Q: During North American Occupational Safety and Health Week, what’s one safety tip or message you’d like all employees to remember?
A: Taking a moment to check your surroundings at work or in your personal life. Check the equipment you are using, before any high-risk task including something as ordinary as driving, stopping to see how you are feeling both physically and mentally can prevent injuries and close calls. If something doesn’t feel right, speak up and ask questions. Safety starts with awareness, and everyone has a role in looking out for themselves and each other.

Q: How can employees best partner with the OHS team or reach out if they have questions or concerns about workplace safety?
A: Raise concerns with your direct supervisor who can engage OHS for support.

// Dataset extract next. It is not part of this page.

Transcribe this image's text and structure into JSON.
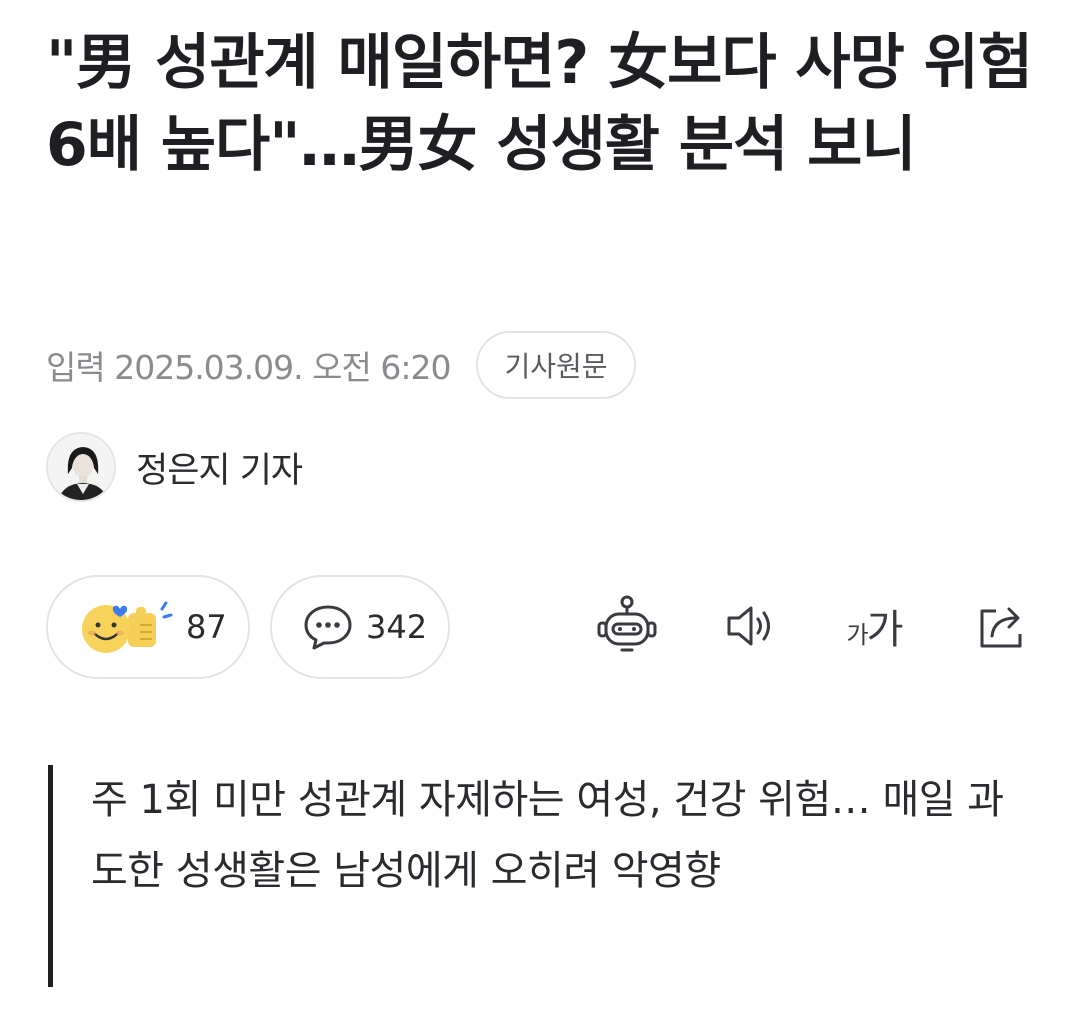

Access resources, tools, support or guidance such as mental health or Safety Data Sheets for chemicals. Volunteer for a fire warden or first aider role for the corporate offices. Join your workplace health and safety committee.

Q: Tell us something fun about your team – or you individually!
A: This job like many others at Ornge can be quite demanding at times so we like to have a lot of fun and those who know us have seen the “work family” dynamics in action. We made a pact several years ago that we can’t all be miserable on the same day.  We have kept our word by reminding each other of that periodically. Base visits always end in some comical story about our travels together. Arguing about who is going to drive next or who is the better driver. Julia, Dawn and I have been working closely together for over 11 years and when Gagan and Tom joined the team it filled the gap we needed to become a well-rounded competent squad. When it comes down to it, we always have each other’s backs and love what we do.